Le 26 novembre, un incendie ravageait un complexe résidentiel de Hongkong, provoquant la mort de 161 personnes. Un mois plus tard, Wang Fuk Court reste marqué par les flammes. Le drame a laissé derrière lui sept tours détruites et une communauté en deuil. Depuis, les témoignages s’accumulent sur ce qui, avant même la catastrophe, inquiétait déjà : des soupçons de corruption visant la société de conseil chargée de surveiller le chantier, l’emploi de matériaux jugés inflammables. Certains habitants assurent avoir alerté, insisté, sans obtenir de réponse. Aujourd’hui, ce sont ces failles qui se sont multipliées à bas bruit avant le drame, qui apparaissent au grand jour, comme le détaille le New York Times.
Une rénovation sur fond de corruption
L’histoire débute en 2016, lorsque les autorités exigent une remise en état des façades des huit tours, construites en 1983 et occupées par environ 2 000 familles. Le remplacement des portes coupe-feu vieillissantes fait partie de la rénovation. Un projet qui s’inscrit dans un programme municipal visant les immeubles de plus de trente ans, mis en place après l’effondrement d’un bâtiment en 2010 qui avait fait quatre morts.
Sur le papier, le dispositif est cadré. Une plateforme en ligne, supervisée par l’Autorité de rénovation urbaine (URA), doit limiter les dérives. Dans la réalité, les résidents racontent le début d’une mécanique qui leur échappe : le choix du consultant chargé de surveiller le chantier et de choisir l’entreprise qui réalisera les travaux, devient rapidement un point de rupture. Une élue locale, Peggy Wong s’apprête à voter par procuration à la place de nombreux propriétaires. Cela n’a rien d’un détail administratif. La commission anticorruption de Hongkong a rappelé que le vote par procuration est fréquemment utilisé pour orienter, voire verrouiller, les décisions des copropriétaires dans les opérations de rénovation. Un signal classique quand la corruption s’invite à la table.
Interview
Détail troublant : le consultant retenu, Will Power Architects Company, facture un peu plus de 68 000 dollars pour l’inspection et le suivi du chantier, une somme qui pèse moins de 1 % du coût final des travaux, très loin des pratiques habituelles à Hongkong.

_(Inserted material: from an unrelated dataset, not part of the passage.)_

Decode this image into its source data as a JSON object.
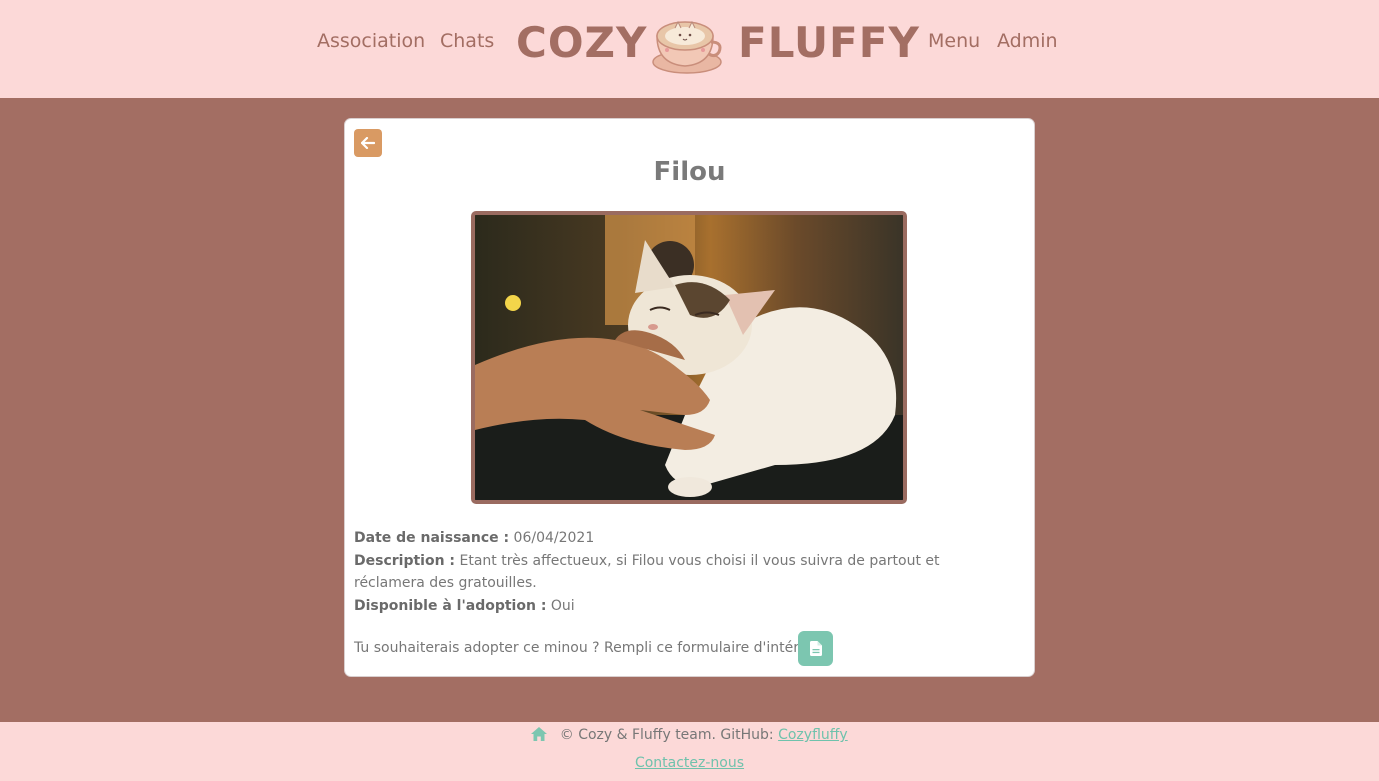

Des responsables politiques, y compris l’ancienne cheffe de l’exécutif Carrie Lam, avertissent alors que des honoraires anormalement bas peuvent signaler un appel d’offres manipulé. Malgré cela, selon les habitants et des comptes rendus de réunions consultés par le New York Times, les représentants de l’URA présents ne contestent pas ce montant. Dans les couloirs de Wang Fuk, le mot «corruption» se met alors à circuler.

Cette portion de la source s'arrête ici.